La croisade de Frédéric II et la brillante conquête de Jérusalem

De Claudia Grillon

croisade de Frédéric II elle commença en juin 1228 et se termina en février 1229 avec la conquête de Jérusalem. En seulement neuf mois d'expédition, donc, l'empereur réussi ce que cinq croisades précédentes avaient échoué : conquérir la Terre Sainte. Comment a-t-il fait? Revenons quelques pas en arrière.

Les croisades en bref

Avant la croisade de Frédéric, cinq croisades avaient déjà eu lieu, sans compter la soi-disant "Croisade des pauvres" dirigé par Pietro l'Ermite (1095). Là première croisade officielle fut annoncée en 1096 et participa à la fleur de la jeunesse féodale. L'expédition avait Succès pour les chrétiens depuis le Ville sainte il a été conquis en 1099. Un nouveau a également été fondé Royaume de Jérusalem dirigé par Goffredo di Buglione et formé autour d'elle royaumes vassaux fondée par les chefs croisés qui décidèrent de rester en Orient même après la conquête de la Terre Sainte. La situation était pourtant instable et Jérusalem fut reconquise par Saladin en 1187 lors de la II croisade.

Ainsi furent organisés les expéditions ultérieures qui, bien qu'ayant comme protagonistes d'illustres souverains tels que Barberousse et Richard d'Angleterre, n'a pas conduit à la reconquête souhaitée. Il faut donc dire que les armées croisées n'étaient pas simplement émues par esprit religieux, mais derrière le "La guerre sainte" il y avait plusieurs intérêts politiques et économiquesainsi qu'un fort poussée expansive caractéristique à cette époque de toute la société occidentale. Pensez juste qu'avec le IVe croisade (1199-1204) ils sont venus conquérir Constantinople, la capitale de l'Empire d'Orient, et non Jérusalem. Mais revenons à Frédéric II.
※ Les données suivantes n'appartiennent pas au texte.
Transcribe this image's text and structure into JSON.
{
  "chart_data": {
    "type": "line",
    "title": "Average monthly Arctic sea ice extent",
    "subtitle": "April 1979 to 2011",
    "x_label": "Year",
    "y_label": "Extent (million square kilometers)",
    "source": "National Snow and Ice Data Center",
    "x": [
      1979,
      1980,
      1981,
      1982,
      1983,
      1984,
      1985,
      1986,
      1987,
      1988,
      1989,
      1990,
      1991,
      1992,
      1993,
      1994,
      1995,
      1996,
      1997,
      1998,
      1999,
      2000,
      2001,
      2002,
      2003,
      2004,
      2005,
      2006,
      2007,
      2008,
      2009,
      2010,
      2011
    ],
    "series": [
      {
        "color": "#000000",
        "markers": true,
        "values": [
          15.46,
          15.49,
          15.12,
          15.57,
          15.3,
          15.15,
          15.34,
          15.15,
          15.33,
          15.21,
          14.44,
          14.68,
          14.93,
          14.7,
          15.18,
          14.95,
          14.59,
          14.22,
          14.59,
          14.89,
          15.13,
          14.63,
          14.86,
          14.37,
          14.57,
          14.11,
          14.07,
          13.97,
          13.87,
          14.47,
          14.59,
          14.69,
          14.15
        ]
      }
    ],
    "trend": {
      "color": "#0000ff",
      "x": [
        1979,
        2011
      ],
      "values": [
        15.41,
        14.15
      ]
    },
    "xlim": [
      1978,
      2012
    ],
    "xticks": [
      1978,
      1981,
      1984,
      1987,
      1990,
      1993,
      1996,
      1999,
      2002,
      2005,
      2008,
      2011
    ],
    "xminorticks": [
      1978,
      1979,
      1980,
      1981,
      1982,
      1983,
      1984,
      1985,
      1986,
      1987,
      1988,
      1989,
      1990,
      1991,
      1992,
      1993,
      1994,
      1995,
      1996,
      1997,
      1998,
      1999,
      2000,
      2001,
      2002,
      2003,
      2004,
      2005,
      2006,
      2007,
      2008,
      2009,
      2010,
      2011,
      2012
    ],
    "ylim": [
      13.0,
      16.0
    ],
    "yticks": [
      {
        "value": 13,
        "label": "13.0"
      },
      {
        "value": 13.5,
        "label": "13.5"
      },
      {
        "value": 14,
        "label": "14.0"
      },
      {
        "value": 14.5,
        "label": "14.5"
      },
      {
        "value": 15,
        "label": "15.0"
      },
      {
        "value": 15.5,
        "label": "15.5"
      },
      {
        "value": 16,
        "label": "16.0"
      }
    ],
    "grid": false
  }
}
Une épidémie et une excommunication

Jérusalem était aux mains des Arabes et sa reconquête était une priorité absolue de la papauté. Dès que Federico a été couronné empereur à Saint-Pierre (1220), en fait, le pape Honorius III le chargea d'organiser une croisade en Terre Sainte. L'empereur réussit à remettre à plus tard longtemps, jusqu'à 1227 quand Honorius III mourut et lui succéda comme pape Grégoire IX, un homme au caractère décidément moins accommodant qu'Honorius. Frédéric dut donc organiser la croisade promise.
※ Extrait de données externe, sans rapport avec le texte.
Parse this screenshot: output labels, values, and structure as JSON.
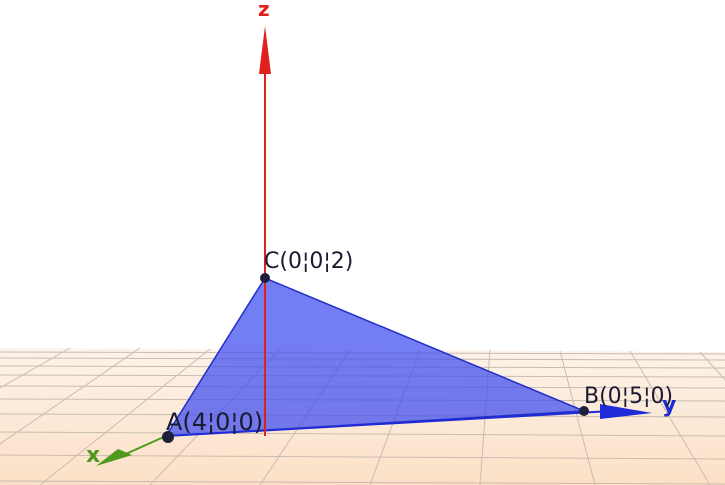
{
  "scene": {
    "axes": {
      "x": {
        "label": "x",
        "color": "#4f9a1c"
      },
      "y": {
        "label": "y",
        "color": "#1f2bd6"
      },
      "z": {
        "label": "z",
        "color": "#e0201b"
      }
    },
    "points": {
      "A": {
        "label": "A(4¦0¦0)"
      },
      "B": {
        "label": "B(0¦5¦0)"
      },
      "C": {
        "label": "C(0¦0¦2)"
      }
    },
    "colors": {
      "triangle_fill": "#3d4cf0",
      "triangle_edge": "#2230c8",
      "floor": "#fde8d4",
      "grid": "#b8aea4",
      "point": "#1f1f3a"
    }
  }
}
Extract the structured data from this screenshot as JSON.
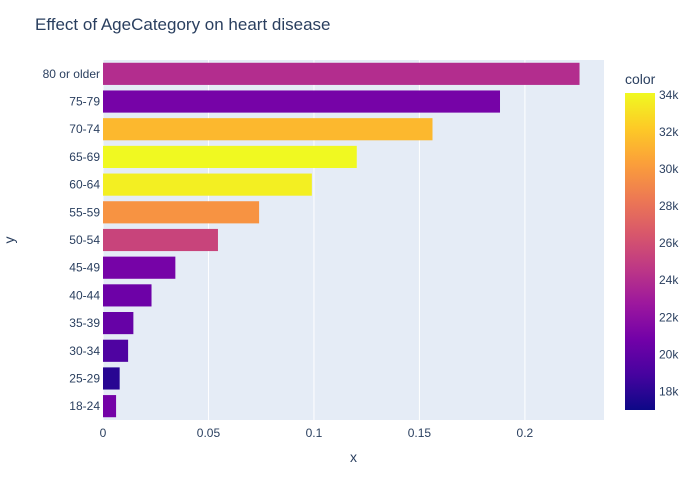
{
  "chart_data": {
    "type": "bar",
    "orientation": "horizontal",
    "title": "Effect of AgeCategory on heart disease",
    "xlabel": "x",
    "ylabel": "y",
    "xlim": [
      0,
      0.2375
    ],
    "xticks": [
      0,
      0.05,
      0.1,
      0.15,
      0.2
    ],
    "xtick_labels": [
      "0",
      "0.05",
      "0.1",
      "0.15",
      "0.2"
    ],
    "grid": true,
    "categories": [
      "18-24",
      "25-29",
      "30-34",
      "35-39",
      "40-44",
      "45-49",
      "50-54",
      "55-59",
      "60-64",
      "65-69",
      "70-74",
      "75-79",
      "80 or older"
    ],
    "values": [
      0.0062,
      0.0079,
      0.0119,
      0.0144,
      0.023,
      0.0343,
      0.0545,
      0.074,
      0.099,
      0.1203,
      0.1562,
      0.1882,
      0.2259
    ],
    "color_values": [
      20900,
      17900,
      19300,
      20300,
      20600,
      21000,
      25400,
      29700,
      33700,
      34200,
      31400,
      21000,
      24000
    ],
    "colorbar": {
      "title": "color",
      "range": [
        17000,
        34100
      ],
      "ticks": [
        18000,
        20000,
        22000,
        24000,
        26000,
        28000,
        30000,
        32000,
        34000
      ],
      "tick_labels": [
        "18k",
        "20k",
        "22k",
        "24k",
        "26k",
        "28k",
        "30k",
        "32k",
        "34k"
      ],
      "colorscale": [
        "#0d0887",
        "#46039f",
        "#7201a8",
        "#9c179e",
        "#bd3786",
        "#d8576b",
        "#ed7953",
        "#fb9f3a",
        "#fdca26",
        "#f0f921"
      ]
    }
  },
  "colors": {
    "plot_bg": "#e5ecf6",
    "grid": "#ffffff",
    "text": "#2a3f5f"
  }
}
Il a rassemblé les croisés qui embarqua à Brindisi, mais un épidémie, qui touchait l'empereur lui-même, se répandit dans la flotte et l'expédition dut être arrêtée. Les attentes brisées du pape Grégoire ont conduit à la excommunication de Federico qui, de son côté, à peine guéri et encore frais de l'excommunication, décida néanmoins de partir pour la Terre Sainte. Nous sommes en juin 1228.

L'étrange croisade de Frédéric II

Nous arrivons maintenant à anomalie de cette sixième croisade. Déjà en février de l'année suivante, environ neuf mois après le début de l'expédition, Frédéric signa avec le sultan d'Égypte Al-Malik Al-Kamil (neveu de Saladin et déjà engagé contre l'armée des Croisés lors de la V croisade) le traité de Jaffa. Grâce à ce traité, il s'assura Jérusalem, Bethléem, Nazareth et d'autres localités côtières, laissant aux musulmans le libre accès aux zones du temple de Jérusalem qui leur sont consacrées, comme la mosquée d'al-Aqṣā (le temple de Salomon pour les chrétiens). Comment a-t-il fait?

Tout d'abord, il est clair que l'empereur préparait son terrain de jeu à l'est depuis des années. Dès 1225, il avait marié, en fait, Isabelle de Brienne, la fille du roi de Jérusalem. Il avait alors exploité les violents en sa faveur conflit politique en place entre le sultan d'Egypte Al-Malik et ses deux frères et sœurs se rapprocher du sultan et trouver en lui une écurie allié.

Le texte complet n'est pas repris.